Ed eccoci di nuovo in un incubo. Come ci ha ricordato lo storico Adam Hochschild , l'America ha effettivamente vissuto momenti "Trumpy" – forse persino "più Trump" – in passato, quando il governo ha dato potere ai vigilantes per reprimere il dissenso pacifico, censurare i media e imprigionare persone per aver esercitato i loro diritti sanciti dal Primo Emendamento. Prendiamo l'Espionage Act del 1917, per il quale il presidente Woodrow Wilson fece pressioni con successo. Prevedeva pene detentive fino a 20 anni per chiunque diffondesse "false notizie" che potessero interferire con il coinvolgimento del governo nella Prima Guerra Mondiale o quelle che all'epoca erano considerate dichiarazioni "sleali" o "offensive" sul governo degli Stati Uniti. Negli anni immediatamente successivi all'approvazione di quella legge, decine di pacifici americani furono condannati ad anni di lavori forzati o di detenzione in carcere.

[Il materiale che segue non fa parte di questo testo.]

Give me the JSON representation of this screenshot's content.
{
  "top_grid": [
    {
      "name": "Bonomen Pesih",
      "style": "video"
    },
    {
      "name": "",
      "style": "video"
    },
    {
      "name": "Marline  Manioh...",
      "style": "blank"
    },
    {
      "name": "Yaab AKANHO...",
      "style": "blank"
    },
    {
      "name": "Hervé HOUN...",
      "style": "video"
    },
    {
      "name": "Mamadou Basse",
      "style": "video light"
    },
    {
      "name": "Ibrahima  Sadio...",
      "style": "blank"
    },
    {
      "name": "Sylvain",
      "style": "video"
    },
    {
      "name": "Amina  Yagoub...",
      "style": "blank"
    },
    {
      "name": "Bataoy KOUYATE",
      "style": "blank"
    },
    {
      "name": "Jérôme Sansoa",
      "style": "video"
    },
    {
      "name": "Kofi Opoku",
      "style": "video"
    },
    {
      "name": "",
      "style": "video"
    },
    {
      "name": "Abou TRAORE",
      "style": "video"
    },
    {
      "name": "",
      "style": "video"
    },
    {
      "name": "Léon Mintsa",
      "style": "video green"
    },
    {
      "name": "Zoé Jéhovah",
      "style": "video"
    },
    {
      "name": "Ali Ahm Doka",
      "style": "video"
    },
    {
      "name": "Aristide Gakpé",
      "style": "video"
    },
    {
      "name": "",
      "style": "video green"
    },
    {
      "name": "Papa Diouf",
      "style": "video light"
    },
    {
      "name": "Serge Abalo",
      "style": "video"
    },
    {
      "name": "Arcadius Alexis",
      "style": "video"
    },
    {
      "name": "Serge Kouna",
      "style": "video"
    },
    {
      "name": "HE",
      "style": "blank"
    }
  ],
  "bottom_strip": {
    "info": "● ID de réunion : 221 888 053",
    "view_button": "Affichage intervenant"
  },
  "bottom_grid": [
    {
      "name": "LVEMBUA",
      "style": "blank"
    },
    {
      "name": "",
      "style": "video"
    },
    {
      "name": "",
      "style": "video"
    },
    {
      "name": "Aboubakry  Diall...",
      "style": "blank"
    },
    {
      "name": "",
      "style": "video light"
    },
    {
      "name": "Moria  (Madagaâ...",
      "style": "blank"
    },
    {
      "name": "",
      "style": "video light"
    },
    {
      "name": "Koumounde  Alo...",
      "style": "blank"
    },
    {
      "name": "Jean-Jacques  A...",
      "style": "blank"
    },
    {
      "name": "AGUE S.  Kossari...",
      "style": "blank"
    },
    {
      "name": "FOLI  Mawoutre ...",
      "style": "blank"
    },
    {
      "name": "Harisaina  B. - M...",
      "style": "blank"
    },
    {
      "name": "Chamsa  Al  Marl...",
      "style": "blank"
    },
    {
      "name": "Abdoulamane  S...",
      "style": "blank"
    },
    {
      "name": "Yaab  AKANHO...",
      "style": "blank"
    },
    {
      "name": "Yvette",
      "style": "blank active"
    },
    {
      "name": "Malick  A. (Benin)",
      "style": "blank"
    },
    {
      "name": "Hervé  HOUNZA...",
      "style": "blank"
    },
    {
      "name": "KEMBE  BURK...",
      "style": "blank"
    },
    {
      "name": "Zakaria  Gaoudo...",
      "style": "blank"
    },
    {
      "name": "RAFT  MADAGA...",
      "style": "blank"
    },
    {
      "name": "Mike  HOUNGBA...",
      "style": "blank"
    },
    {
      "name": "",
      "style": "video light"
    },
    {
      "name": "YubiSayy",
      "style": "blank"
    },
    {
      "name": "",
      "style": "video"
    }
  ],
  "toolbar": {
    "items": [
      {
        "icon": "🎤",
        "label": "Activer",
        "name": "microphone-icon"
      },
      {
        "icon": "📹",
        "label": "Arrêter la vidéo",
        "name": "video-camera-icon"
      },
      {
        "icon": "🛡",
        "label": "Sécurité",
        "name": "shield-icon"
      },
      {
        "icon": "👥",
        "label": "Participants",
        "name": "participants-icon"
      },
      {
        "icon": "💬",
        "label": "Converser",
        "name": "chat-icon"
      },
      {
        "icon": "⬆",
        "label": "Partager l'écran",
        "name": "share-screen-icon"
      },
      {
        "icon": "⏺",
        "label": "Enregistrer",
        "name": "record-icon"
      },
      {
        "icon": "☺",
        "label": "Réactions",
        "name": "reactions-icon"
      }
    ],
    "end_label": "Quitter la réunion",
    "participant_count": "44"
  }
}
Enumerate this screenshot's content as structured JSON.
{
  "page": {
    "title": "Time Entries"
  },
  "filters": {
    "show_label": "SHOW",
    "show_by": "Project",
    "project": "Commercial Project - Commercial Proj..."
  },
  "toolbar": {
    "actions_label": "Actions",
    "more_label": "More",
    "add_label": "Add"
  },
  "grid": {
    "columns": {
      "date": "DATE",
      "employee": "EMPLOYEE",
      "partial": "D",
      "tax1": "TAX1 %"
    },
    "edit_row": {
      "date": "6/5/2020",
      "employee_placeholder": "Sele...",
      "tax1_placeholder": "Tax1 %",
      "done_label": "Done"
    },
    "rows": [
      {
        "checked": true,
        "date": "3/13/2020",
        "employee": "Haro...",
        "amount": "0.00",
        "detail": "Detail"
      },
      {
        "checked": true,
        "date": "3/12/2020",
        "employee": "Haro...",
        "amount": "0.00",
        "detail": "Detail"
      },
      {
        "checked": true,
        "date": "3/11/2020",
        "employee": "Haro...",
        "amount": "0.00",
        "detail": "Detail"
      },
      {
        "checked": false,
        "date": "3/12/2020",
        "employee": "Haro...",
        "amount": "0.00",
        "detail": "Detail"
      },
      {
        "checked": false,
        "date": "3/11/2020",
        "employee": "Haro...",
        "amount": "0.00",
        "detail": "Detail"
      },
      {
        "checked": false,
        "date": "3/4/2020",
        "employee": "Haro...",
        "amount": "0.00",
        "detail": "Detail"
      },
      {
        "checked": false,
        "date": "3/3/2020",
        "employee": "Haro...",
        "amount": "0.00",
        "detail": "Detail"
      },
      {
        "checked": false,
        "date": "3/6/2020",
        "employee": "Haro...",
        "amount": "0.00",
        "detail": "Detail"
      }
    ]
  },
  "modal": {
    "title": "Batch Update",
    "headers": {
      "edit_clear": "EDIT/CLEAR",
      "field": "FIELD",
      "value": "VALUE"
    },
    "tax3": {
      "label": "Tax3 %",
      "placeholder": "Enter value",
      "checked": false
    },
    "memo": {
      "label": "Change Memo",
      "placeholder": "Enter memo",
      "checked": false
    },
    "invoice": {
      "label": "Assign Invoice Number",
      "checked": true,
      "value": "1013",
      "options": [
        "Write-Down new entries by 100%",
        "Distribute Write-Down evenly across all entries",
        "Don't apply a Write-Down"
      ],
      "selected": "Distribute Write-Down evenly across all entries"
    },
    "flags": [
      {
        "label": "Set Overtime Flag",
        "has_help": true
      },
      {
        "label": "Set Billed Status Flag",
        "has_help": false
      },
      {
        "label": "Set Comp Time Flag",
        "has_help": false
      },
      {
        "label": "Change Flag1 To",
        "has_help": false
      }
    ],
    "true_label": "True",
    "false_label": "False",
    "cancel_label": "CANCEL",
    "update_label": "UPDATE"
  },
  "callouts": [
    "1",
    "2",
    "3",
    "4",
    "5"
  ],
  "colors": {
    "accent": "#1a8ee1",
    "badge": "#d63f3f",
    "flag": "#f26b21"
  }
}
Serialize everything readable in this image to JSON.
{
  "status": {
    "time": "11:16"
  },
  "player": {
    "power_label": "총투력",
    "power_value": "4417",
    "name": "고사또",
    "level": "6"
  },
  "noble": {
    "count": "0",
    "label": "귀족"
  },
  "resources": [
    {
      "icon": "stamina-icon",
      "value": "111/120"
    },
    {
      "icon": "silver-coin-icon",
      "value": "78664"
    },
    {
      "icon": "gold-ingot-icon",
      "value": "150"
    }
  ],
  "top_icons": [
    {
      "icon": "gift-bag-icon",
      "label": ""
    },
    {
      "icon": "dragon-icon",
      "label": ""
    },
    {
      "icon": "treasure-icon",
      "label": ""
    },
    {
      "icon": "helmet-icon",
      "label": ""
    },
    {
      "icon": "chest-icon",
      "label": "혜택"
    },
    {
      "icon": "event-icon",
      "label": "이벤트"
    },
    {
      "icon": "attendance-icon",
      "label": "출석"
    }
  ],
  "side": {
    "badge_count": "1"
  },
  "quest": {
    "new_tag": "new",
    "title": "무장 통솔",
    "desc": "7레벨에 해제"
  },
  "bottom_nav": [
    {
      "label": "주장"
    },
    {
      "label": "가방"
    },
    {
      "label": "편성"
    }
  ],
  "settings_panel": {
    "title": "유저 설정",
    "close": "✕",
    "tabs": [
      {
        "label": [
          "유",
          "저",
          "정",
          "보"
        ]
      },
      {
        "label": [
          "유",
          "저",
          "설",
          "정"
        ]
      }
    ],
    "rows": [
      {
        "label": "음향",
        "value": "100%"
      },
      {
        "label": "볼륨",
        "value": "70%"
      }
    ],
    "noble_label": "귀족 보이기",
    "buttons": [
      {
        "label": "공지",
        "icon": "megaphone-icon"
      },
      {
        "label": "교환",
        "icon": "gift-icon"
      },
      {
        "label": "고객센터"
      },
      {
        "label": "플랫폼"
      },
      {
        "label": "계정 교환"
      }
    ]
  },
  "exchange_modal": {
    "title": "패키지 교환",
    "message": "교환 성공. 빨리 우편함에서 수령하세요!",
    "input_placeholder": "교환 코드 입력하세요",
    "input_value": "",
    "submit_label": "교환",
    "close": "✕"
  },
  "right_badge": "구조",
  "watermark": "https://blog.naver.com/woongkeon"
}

Durante la Seconda Guerra Mondiale, naturalmente, gli Stati Uniti utilizzarono l' Alien Enemies Act del 1798 per detenere decine di migliaia di persone di origine giapponese, tedesca e italiana senza altra ragione che il loro retaggio culturale.

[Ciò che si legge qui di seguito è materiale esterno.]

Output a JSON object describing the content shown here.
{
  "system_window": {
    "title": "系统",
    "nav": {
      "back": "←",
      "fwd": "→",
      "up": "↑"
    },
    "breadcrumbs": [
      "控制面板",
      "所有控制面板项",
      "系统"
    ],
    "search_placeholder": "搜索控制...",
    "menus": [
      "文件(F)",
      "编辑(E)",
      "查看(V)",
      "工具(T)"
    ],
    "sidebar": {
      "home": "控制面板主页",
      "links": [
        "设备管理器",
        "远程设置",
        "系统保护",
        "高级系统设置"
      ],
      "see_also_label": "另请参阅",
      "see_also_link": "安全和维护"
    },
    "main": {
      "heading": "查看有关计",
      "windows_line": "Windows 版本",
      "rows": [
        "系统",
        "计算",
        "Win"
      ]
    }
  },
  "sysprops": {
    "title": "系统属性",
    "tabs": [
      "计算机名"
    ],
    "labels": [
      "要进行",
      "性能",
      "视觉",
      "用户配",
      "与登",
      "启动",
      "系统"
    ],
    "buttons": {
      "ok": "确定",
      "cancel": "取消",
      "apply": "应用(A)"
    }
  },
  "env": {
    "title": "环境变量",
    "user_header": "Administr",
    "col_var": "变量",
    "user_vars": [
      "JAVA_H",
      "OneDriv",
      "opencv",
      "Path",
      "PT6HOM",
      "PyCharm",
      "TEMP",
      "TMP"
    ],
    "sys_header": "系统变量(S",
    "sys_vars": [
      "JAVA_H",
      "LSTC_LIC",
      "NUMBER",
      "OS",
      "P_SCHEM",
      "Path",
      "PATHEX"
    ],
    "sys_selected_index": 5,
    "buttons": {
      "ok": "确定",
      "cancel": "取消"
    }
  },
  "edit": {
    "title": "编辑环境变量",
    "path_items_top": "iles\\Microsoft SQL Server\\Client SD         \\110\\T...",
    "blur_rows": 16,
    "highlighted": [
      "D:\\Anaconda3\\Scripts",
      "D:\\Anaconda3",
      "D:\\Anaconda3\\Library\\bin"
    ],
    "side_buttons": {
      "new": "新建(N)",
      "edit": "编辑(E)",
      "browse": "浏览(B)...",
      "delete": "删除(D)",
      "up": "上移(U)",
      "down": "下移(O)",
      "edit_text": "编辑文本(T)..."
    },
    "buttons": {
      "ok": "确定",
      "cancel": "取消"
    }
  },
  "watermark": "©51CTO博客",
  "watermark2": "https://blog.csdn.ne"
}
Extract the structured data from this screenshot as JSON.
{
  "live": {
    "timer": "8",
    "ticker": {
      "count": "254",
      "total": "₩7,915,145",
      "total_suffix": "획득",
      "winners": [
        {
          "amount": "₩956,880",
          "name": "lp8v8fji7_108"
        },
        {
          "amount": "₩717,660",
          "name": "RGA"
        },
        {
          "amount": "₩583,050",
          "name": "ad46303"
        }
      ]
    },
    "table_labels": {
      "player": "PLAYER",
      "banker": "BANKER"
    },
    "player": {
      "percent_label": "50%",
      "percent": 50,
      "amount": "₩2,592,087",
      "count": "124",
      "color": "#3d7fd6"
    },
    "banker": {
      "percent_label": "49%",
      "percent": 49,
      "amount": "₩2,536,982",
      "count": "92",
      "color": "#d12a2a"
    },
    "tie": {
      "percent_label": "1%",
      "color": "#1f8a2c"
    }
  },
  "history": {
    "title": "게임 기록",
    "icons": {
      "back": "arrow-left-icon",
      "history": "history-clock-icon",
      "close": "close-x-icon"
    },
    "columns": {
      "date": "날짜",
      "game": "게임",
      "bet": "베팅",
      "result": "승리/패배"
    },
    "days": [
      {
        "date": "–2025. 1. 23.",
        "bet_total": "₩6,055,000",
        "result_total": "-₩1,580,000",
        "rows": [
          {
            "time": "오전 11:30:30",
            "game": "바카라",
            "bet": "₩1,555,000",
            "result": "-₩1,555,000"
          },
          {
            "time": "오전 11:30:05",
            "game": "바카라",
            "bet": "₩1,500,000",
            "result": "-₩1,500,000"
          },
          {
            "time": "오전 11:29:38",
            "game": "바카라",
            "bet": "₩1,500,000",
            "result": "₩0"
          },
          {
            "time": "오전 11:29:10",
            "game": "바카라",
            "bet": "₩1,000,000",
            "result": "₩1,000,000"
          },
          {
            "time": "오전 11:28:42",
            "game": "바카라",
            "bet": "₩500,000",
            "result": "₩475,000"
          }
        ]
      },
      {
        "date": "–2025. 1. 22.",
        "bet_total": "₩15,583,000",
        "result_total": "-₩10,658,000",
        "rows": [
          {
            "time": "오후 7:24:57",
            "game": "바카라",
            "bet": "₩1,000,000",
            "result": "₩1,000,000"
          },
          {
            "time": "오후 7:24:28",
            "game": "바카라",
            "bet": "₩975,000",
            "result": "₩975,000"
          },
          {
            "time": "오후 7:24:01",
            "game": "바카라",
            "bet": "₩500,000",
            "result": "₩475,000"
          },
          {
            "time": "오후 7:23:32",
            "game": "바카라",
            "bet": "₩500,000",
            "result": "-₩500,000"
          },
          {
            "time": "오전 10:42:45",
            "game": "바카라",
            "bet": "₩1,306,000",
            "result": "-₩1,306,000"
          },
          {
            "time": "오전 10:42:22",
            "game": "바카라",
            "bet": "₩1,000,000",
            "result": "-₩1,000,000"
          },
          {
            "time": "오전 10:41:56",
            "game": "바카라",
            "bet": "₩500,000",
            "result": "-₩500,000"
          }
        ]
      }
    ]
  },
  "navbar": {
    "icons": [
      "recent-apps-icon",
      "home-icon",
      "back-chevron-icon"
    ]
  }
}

Troppi di noi hanno guardato dall'altra parte mentre "il nostro" governo deteneva persone che non gli piacevano in contesti in cui era sempre più facile violare i loro diritti umani.

Cito esempi così orribili non per disperazione, ma per uno strano senso di speranza. Dopotutto, alla fine, questo Paese è riuscito in qualche modo a superare tali orrori, anche se, a quanto pare, dovrà affrontare situazioni simili in futuro. Con questo in mente, dobbiamo cercare di tracciare una strada migliore da percorrere oggi, affinché anche tu o io non finiamo dietro le sbarre. Probabilmente avrete sentito che Trump sta persino parlando di ricostruire e riaprire Alcatraz, la famigerata prigione nella baia di San Francisco, simbolo dei maltrattamenti del passato. (Almeno nella sua mente, l'arcipelago di prigioni di Donald Trump si sta espandendo rapidamente.)

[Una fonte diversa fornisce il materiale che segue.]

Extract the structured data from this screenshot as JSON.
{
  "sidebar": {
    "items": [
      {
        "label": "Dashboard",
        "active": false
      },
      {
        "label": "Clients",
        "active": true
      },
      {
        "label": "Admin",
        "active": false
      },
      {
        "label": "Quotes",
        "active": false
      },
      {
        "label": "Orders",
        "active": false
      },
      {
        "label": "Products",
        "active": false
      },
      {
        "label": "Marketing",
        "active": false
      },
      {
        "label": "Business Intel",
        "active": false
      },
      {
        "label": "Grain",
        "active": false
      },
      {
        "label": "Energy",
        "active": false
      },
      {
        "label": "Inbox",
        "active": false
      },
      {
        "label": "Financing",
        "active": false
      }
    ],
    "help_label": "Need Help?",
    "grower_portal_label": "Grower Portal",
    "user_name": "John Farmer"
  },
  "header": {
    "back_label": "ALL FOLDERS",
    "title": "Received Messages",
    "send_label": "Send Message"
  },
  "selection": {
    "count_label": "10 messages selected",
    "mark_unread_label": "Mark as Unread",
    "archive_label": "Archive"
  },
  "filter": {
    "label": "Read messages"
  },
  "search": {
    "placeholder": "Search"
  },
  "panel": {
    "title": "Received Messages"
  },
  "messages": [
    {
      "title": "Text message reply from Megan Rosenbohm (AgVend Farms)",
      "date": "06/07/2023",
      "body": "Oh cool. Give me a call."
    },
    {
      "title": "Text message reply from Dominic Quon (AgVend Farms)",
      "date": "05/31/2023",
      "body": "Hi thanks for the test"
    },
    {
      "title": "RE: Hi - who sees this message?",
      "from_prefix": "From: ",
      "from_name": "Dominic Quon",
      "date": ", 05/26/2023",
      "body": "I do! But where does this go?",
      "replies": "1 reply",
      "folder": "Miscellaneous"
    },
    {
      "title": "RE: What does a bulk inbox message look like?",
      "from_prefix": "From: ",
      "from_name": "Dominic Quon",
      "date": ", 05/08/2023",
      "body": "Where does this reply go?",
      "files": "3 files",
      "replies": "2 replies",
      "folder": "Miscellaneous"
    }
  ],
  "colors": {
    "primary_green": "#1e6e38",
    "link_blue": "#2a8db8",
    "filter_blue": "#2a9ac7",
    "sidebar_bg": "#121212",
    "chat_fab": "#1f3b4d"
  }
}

Come minimo, credo che dovremmo riconoscere che troppi di noi hanno guardato dall'altra parte mentre il "nostro" governo deteneva persone che non gradiva in contesti in cui è sempre più facile violare i loro diritti umani. E dobbiamo riconoscere che l'attuale amministrazione non è semplicemente un'aberrazione, ma riflette pratiche passate di periodi della nostra storia con cui gli americani un tempo si sentivano a proprio agio. In altre parole, in certi periodi, questo Paese si è dimostrato fin troppo trumpiano.

Quando ero ricercatore presso Human Rights Watch, mi veniva spesso chiesto di scrivere comunicati stampa o brevi rapporti sulle violazioni delle libertà civili in alcune zone dell'Europa orientale e dell'Asia centrale. All'epoca, tuttavia, non avrei mai immaginato che avrei visto il mio governo privare le persone del loro diritto a un giusto processo in modo simile qui negli Stati Uniti, nonostante ciò stesse già accadendo in quei "siti neri" della CIA, tutti americani, in tutto il mondo e a Guantanamo Bay.

Se gli americani non si uniscono attorno a principi basilari come il giusto processo, l'equa applicazione della legge e un dibattito e un'inchiesta aperti e basati sui fatti, sappiate una cosa: ci aspettano tre anni e otto mesi difficili, e probabilmente anche di più.